I’ve been worried that the state-based nature of health care reform — states are responsible for managing and regulating the exchanges and implementing many other consumer protections — would allow the many states that are suing the federal government over the constitutionality of the law to drag their feet in implementing the measure. Jake Grovum’s article about how anti-health care crusaders across America are reluctantly implementing the measure, doesn’t necessarily dismiss my concerns, but it at least tempers them. From Grovum’s piece:

Yet even in Texas, hollers of protest are giving way to the blunt reality of governing, as the state takes reluctant but real steps toward implementing the law. Already, Texas has developed a plan for adding Medicaid coverage for services at freestanding birth centers, an early requirement of the law. More broadly, Department of Insurance and Medicaid officials have begun working on the two biggest parts of the law for states: expanding Medicaid access and tightening regulation of insurers.

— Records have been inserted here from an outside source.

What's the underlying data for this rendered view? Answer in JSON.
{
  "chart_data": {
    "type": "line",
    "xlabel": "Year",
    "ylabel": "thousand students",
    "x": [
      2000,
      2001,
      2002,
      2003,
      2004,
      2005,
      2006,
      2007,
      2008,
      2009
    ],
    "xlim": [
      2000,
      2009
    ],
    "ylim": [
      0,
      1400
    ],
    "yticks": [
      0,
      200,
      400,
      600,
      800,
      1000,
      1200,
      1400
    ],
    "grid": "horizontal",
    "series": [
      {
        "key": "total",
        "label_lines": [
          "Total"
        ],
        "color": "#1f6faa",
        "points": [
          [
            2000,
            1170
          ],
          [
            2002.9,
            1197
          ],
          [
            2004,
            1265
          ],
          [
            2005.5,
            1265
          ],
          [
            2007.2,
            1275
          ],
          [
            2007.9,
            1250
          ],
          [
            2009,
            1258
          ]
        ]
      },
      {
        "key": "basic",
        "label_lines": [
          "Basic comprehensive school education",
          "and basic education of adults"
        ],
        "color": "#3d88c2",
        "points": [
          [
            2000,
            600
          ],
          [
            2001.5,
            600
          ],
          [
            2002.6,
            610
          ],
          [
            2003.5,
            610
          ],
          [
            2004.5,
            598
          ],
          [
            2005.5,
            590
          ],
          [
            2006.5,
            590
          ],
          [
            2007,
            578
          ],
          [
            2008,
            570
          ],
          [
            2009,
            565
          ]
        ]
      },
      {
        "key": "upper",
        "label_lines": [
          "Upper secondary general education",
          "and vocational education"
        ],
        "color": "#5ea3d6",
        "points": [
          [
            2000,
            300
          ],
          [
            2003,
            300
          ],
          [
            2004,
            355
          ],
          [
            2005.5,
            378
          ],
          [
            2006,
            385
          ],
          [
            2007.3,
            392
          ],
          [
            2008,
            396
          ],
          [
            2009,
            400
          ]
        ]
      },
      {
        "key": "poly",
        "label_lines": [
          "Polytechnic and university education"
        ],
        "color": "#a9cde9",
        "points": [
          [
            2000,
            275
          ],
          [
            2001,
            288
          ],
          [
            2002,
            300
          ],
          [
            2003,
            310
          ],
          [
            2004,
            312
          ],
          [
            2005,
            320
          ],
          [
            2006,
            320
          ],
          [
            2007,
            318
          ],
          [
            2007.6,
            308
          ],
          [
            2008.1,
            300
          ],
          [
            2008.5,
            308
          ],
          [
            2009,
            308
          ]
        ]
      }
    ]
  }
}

Similar scenarios are playing out across the country, where every state that’s actively challenging the law is at the same time taking steps to implement it, according to a Stateline analysis and information compiled by the National Conference of State Legislatures. Just like the states that supported the overhaul, opposition states are setting up high-risk insurance pools and setting up task forces to plan out how to meet an aggressive set of deadlines spelled out in the law. While some people see these steps as acknowledging the lawsuits’ slim chances of success, others simply see them as a smart backup plan.

I suspect that part of the reason for this dynamic is that the health care reform is actually a pretty good deal for states. Away from the cable news mics and the reelection press releases, governors stop acting like politicians and start acting like public officials. They have to realize that covering hundreds of thousands of new residents on the federal government’s dime is a cost effective strategy, particularly since it saves the states money on uncompensated care and other health expenses. The other possible factor is that unelected public officials who are responsible for dealing with the very pronounced health crisis of states like Texas and Nevada are undoubtedly pushing along the implementation process.